ZooKeeper Connection Issues
For ZooKeeper-based deployments, ensure ZooKeeper starts before Kafka:
sudo systemctl status zookeeper
Verify the zookeeper.connect property in server.properties matches your ZooKeeper configuration. Test ZooKeeper connectivity:
telnet localhost 2181
Type ruok (are you ok) and press Enter. A healthy ZooKeeper responds with imok.
Disk Space Problems
Monitor disk usage regularly:
df -h /opt/kafka/logs
Adjust log retention settings to match available storage:
log.retention.hours=24
log.retention.bytes=1073741824
Implement automatic cleanup policies by ensuring log.cleanup.policy=delete in server.properties.
Memory Issues
Monitor Java heap usage and system memory:
free -m
top -p $(pgrep -f kafka)
If Kafka consumes excessive memory, reduce heap size in KAFKA_HEAP_OPTS or kafka-server-start.sh. Consider adding more RAM for production workloads.
Security Best Practices
Authentication Configuration
Implement SASL (Simple Authentication and Security Layer) for client authentication. Configure SSL/TLS to encrypt data in transit between clients and brokers. Set up ACLs (Access Control Lists) to restrict topic access:
sudo -u kafka /opt/kafka/bin/kafka-acls.sh --add --allow-principal User:client1 --operation Read --topic test-topic --bootstrap-server localhost:9092
Network Security
Limit firewall access to trusted IP addresses:
sudo firewall-cmd --permanent --add-rich-rule='rule family="ipv4" source address="10.0.0.0/8" accept'
Use private networks for inter-broker communication in multi-node clusters. Implement network segmentation to isolate Kafka traffic from public networks.

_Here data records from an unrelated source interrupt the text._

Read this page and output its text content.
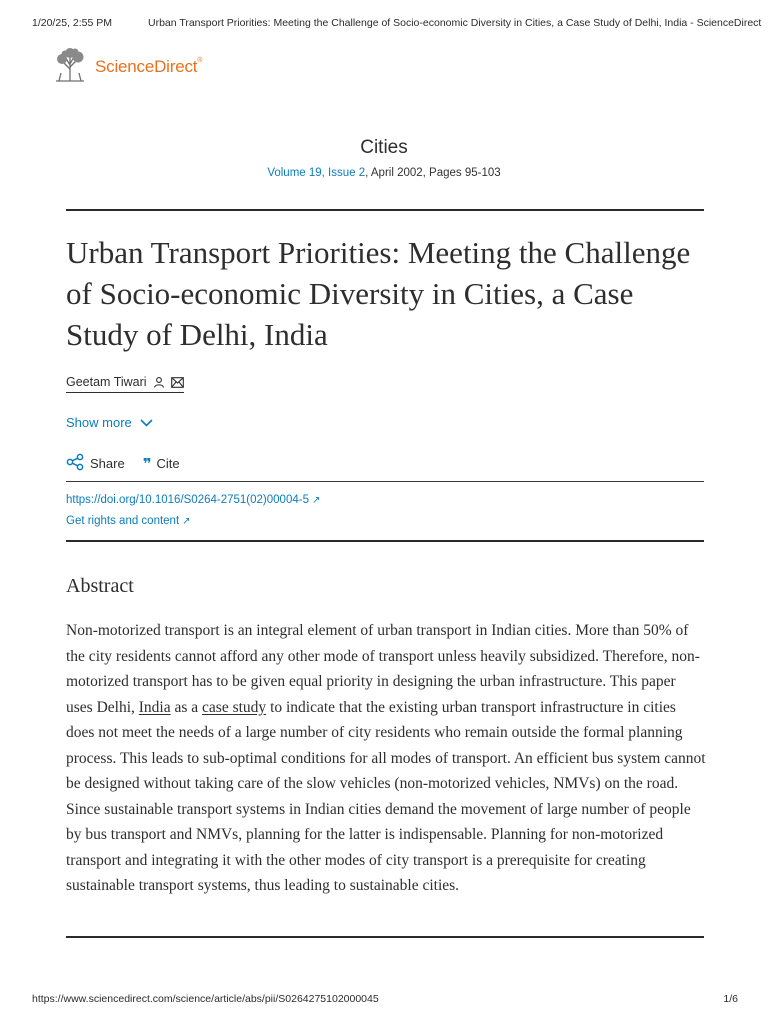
1/20/25, 2:55 PM	Urban Transport Priorities: Meeting the Challenge of Socio-economic Diversity in Cities, a Case Study of Delhi, India - ScienceDirect
ScienceDirect®
Cities
Volume 19, Issue 2, April 2002, Pages 95-103
Urban Transport Priorities: Meeting the Challenge of Socio-economic Diversity in Cities, a Case Study of Delhi, India
Geetam Tiwari
Show more
Share ❞ Cite
https://doi.org/10.1016/S0264-2751(02)00004-5 ↗
Get rights and content ↗
Abstract

Non-motorized transport is an integral element of urban transport in Indian cities. More than 50% of the city residents cannot afford any other mode of transport unless heavily subsidized. Therefore, non-motorized transport has to be given equal priority in designing the urban infrastructure. This paper uses Delhi, India as a case study to indicate that the existing urban transport infrastructure in cities does not meet the needs of a large number of city residents who remain outside the formal planning process. This leads to sub-optimal conditions for all modes of transport. An efficient bus system cannot be designed without taking care of the slow vehicles (non-motorized vehicles, NMVs) on the road. Since sustainable transport systems in Indian cities demand the movement of large number of people by bus transport and NMVs, planning for the latter is indispensable. Planning for non-motorized transport and integrating it with the other modes of city transport is a prerequisite for creating sustainable transport systems, thus leading to sustainable cities.

https://www.sciencedirect.com/science/article/abs/pii/S0264275102000045	1/6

User and Permission Management
Running Kafka as a dedicated non-root user (already implemented) is essential. Set restrictive file permissions:
sudo chmod 750 /opt/kafka
sudo chmod 640 /opt/kafka/config/*.properties
Conduct regular security audits to identify potential vulnerabilities.
Data Security
Consider encryption at rest for sensitive data. Enable SSL for inter-broker communication in multi-broker clusters:
security.inter.broker.protocol=SSL
Store sensitive configuration parameters separately from application code.
Regular Updates
Keep your Kafka installation current with security patches. Monitor Apache Kafka security advisories and the Rocky Linux security list. Plan upgrade strategies that minimize downtime and data loss risk.
Congratulations! You have successfully installed Apache Kafka. Thanks for using this tutorial for installing Apache Kafka distributed streaming platform on your Rocky Linux 10 system. For additional help or useful information, we recommend you check the official Apache website.